The industrial design major created his software program, Helm, for the 2019 Best of Student Startups (BOSS) competition, a semester-long contest at Ohio State that puts more than 40 student startup teams through workshops and pitch presentations. Hosted by the Tim and Kathleen Keenan Center for Entrepreneurship at Ohio State, top teams at the end of each semester are awarded funding to launch their ventures.
After winning the 2019 BOSS competition, McKinney took his product to market nearly a year later. And sales are already streaming in.
“Helm is a team management software that helps managers, especially those with virtual and growing teams, to surface insights from their employees,” he said.

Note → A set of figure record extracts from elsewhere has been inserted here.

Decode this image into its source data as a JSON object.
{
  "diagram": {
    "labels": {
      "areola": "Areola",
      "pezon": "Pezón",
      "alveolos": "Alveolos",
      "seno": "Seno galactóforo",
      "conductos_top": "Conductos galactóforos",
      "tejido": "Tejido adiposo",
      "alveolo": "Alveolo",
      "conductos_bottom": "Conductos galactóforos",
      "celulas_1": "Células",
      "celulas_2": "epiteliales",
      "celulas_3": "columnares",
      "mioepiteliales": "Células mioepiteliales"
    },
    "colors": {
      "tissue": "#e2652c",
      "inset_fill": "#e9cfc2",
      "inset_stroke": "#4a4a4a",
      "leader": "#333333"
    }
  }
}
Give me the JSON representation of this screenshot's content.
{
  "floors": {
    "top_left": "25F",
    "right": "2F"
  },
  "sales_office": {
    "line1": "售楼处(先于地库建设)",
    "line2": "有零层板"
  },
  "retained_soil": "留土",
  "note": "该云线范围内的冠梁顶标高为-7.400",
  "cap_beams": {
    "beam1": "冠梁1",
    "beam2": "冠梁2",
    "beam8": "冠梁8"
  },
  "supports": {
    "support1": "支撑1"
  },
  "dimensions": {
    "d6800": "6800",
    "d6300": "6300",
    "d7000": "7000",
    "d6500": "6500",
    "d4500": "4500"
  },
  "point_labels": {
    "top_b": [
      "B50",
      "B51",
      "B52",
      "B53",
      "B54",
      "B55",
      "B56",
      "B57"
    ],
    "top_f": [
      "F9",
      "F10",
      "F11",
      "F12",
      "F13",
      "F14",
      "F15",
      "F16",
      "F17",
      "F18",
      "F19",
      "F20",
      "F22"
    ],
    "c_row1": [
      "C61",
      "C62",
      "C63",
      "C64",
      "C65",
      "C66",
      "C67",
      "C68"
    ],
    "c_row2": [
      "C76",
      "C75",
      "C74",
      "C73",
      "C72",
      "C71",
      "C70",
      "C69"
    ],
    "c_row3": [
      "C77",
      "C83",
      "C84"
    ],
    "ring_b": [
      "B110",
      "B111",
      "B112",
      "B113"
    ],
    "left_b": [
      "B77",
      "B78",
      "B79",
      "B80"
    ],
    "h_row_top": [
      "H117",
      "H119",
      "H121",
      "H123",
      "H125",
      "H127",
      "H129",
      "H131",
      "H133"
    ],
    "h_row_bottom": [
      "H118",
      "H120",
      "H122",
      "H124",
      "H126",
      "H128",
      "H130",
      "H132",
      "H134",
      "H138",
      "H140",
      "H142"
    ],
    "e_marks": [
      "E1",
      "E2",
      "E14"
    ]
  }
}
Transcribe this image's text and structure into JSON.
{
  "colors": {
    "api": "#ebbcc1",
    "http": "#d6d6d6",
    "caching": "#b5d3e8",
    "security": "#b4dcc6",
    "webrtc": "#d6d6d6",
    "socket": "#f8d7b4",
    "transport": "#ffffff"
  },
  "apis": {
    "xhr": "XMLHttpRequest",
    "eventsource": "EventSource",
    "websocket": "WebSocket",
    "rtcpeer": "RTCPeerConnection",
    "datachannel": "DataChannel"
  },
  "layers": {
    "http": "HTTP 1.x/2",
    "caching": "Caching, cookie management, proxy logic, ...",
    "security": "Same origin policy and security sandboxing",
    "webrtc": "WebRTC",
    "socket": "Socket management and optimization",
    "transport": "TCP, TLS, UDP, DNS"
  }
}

And his story of success is not unique.
Jessica Hook, Jax Diaz-Miranda and Emily Bethhauser, finalists of the 2018 competition, continue to grow a business they created through BOSS. Faci Beauty, LLC upcycles brewed coffee grounds into exfoliating espresso bar soaps. The idea was born when Hook (BSBA ’20) noticed how many grounds were going to waste while she was working in a local coffee shop.
“The three of us decided it was a big problem in the community,” she said. “We were really passionate about it.”

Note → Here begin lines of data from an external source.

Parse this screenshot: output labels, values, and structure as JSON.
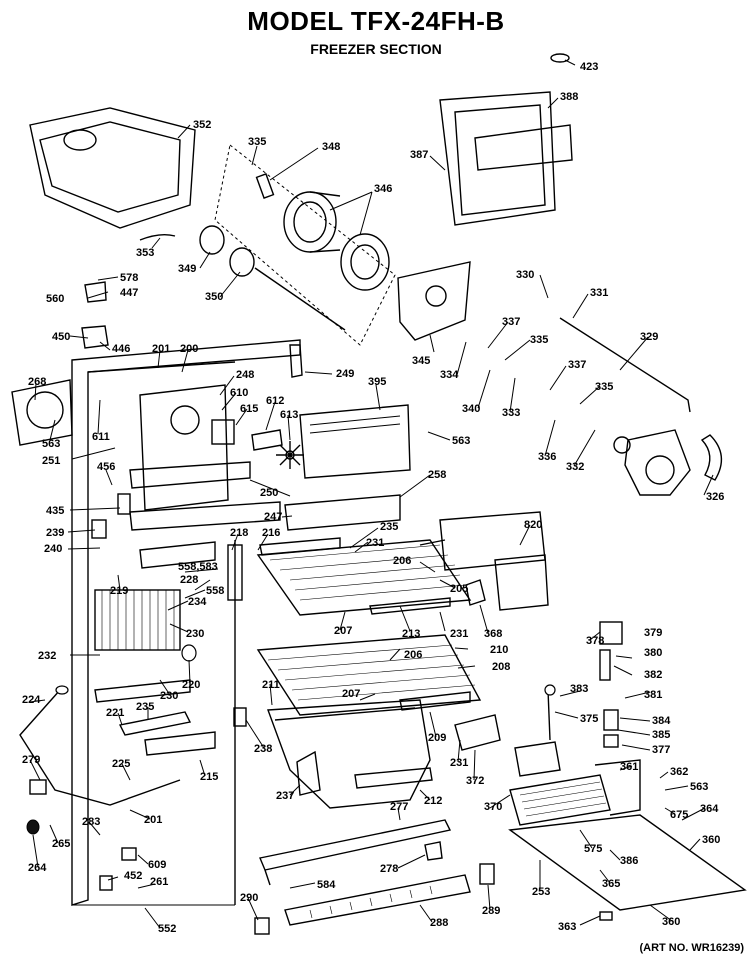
{
  "header": {
    "title": "MODEL TFX-24FH-B",
    "subtitle": "FREEZER SECTION",
    "art_no": "(ART NO. WR16239)"
  },
  "parts": [
    "423",
    "352",
    "388",
    "387",
    "335",
    "348",
    "346",
    "353",
    "349",
    "350",
    "578",
    "447",
    "560",
    "450",
    "446",
    "330",
    "331",
    "329",
    "345",
    "337",
    "335",
    "334",
    "340",
    "333",
    "337",
    "335",
    "336",
    "332",
    "326",
    "201",
    "200",
    "249",
    "268",
    "248",
    "610",
    "395",
    "563",
    "615",
    "612",
    "613",
    "611",
    "563",
    "251",
    "456",
    "250",
    "258",
    "435",
    "247",
    "239",
    "218",
    "216",
    "235",
    "820",
    "240",
    "558,583",
    "231",
    "206",
    "228",
    "558",
    "205",
    "234",
    "219",
    "207",
    "213",
    "231",
    "368",
    "230",
    "206",
    "210",
    "232",
    "378",
    "379",
    "380",
    "220",
    "208",
    "211",
    "230",
    "382",
    "224",
    "207",
    "383",
    "381",
    "221",
    "235",
    "209",
    "375",
    "384",
    "238",
    "385",
    "231",
    "377",
    "279",
    "225",
    "361",
    "362",
    "372",
    "215",
    "277",
    "563",
    "237",
    "212",
    "370",
    "675",
    "201",
    "364",
    "283",
    "265",
    "264",
    "360",
    "575",
    "609",
    "278",
    "386",
    "452",
    "261",
    "584",
    "253",
    "365",
    "289",
    "290",
    "288",
    "360",
    "552",
    "363"
  ]
}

Their creative product would never have materialized if not for BOSS.
“When we were first mulling over ideas, we didn't have a finalized concept at all, but we knew that we wanted to participate in the BOSS competition,” Miranda said. “It gave us a goal.”

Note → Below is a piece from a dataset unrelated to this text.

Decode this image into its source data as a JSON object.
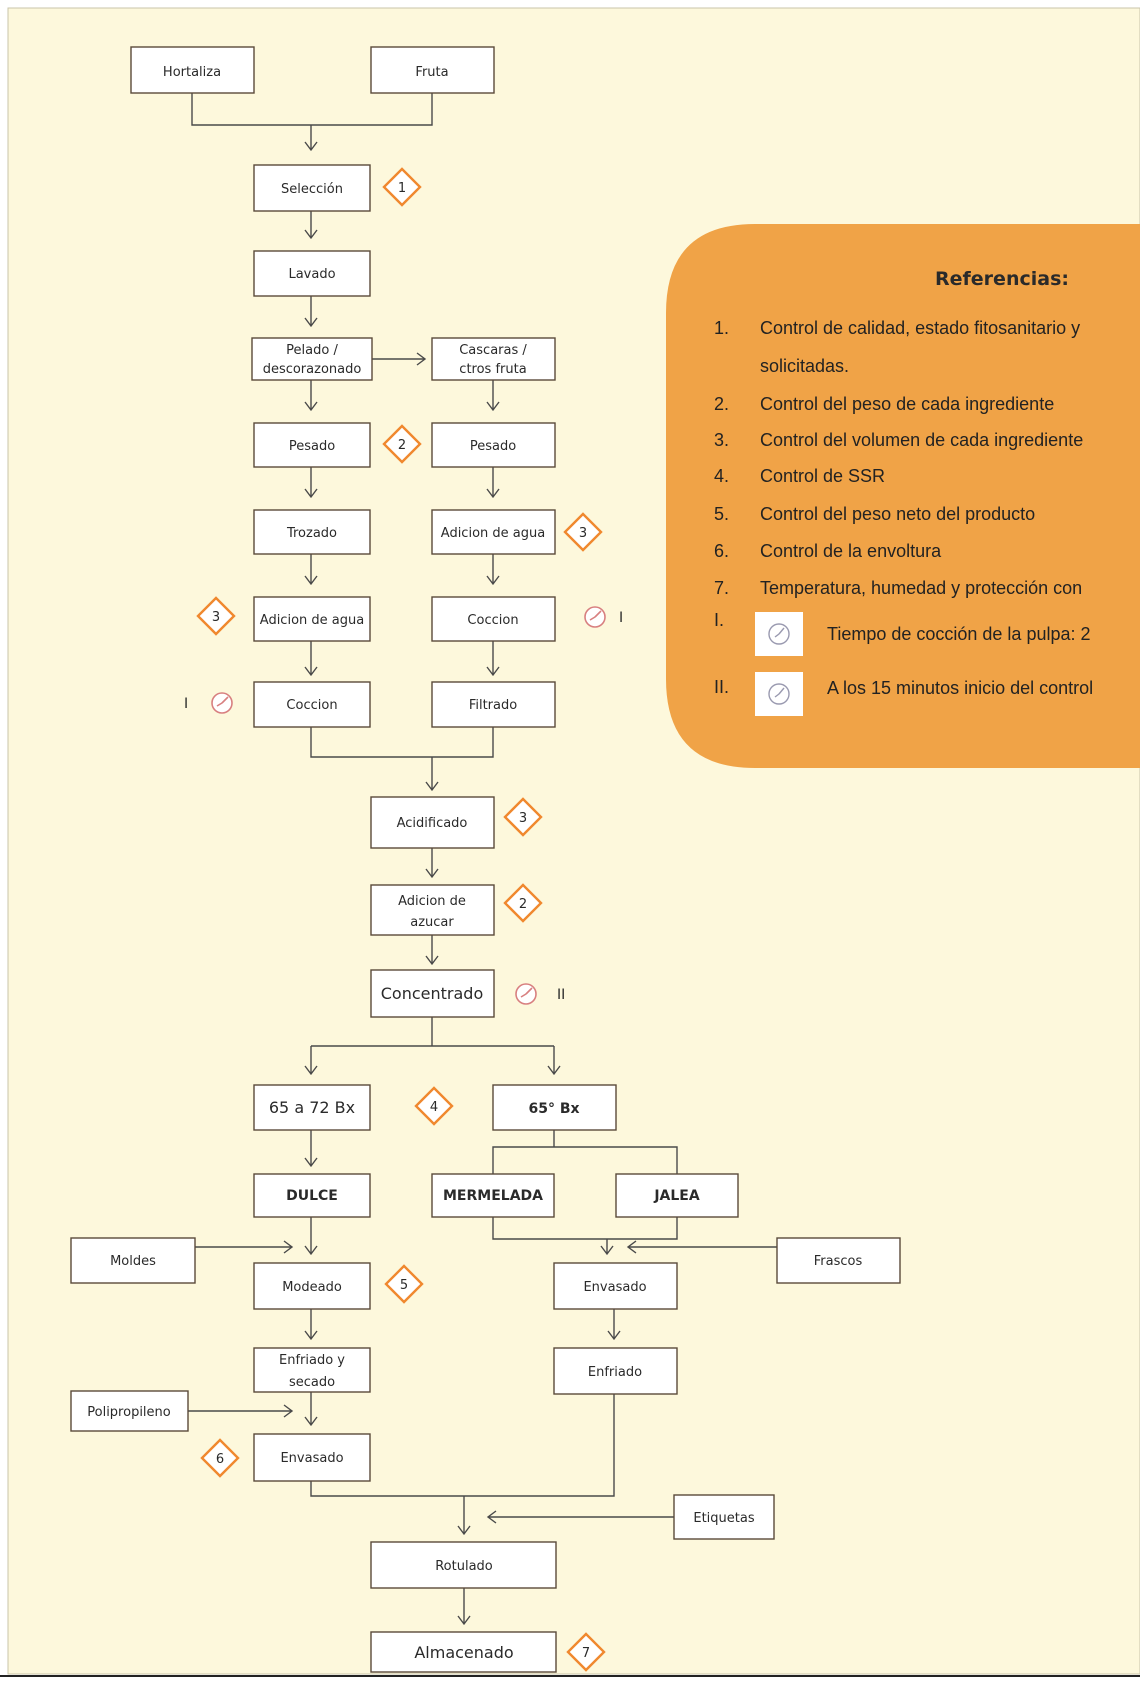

After winning the 2018 BOSS competition, the team entered more startup competitions where they earned additional capital to grow Faci. They currently have a manufacturing partnership and are slated to go to market with two new bar soaps in the early months of 2021.
The trio sees Faci as defining their professional future, which they see as very bright.
“It’s fun to work with your friends,” said Miranda (BSBA ’19).
For Bethhauser, an accounting major who will graduate in May 2021, the BOSS competition expanded the resources available to the team as student entrepreneurs.
“It opens you up to so many opportunities at Ohio State,” she said. “We were able to talk to so many different faculty, and our network at Ohio State just exploded.”
Jake Cohen, a program director at the Keenan Center, said the four goals of the competition include a greater understanding of how to start after having a business idea, expanding professional networks, fostering peer-to-peer relationships and gaining knowledge about the Keenan Center and other campus resources related to entrepreneurship.
“The Keenan Center stays connected with many of the startup teams and students who go through the BOSS program,” Cohen said. “BOSS alumni often serve as judges and mentors to teams in the program.”
As a former winner, McKinney returned for the 2020 competition as a judge. He was a voice in deciding this year’s winning business pitch: Transfer Base, a company that provides tools to help technology-based organizations discover and efficiently access valuable university research and researchers in order to increase their revenue through new products, services and business lines.
“It really was a great thing to be a part of and I was grateful to able to come full circle that way,” McKinney said.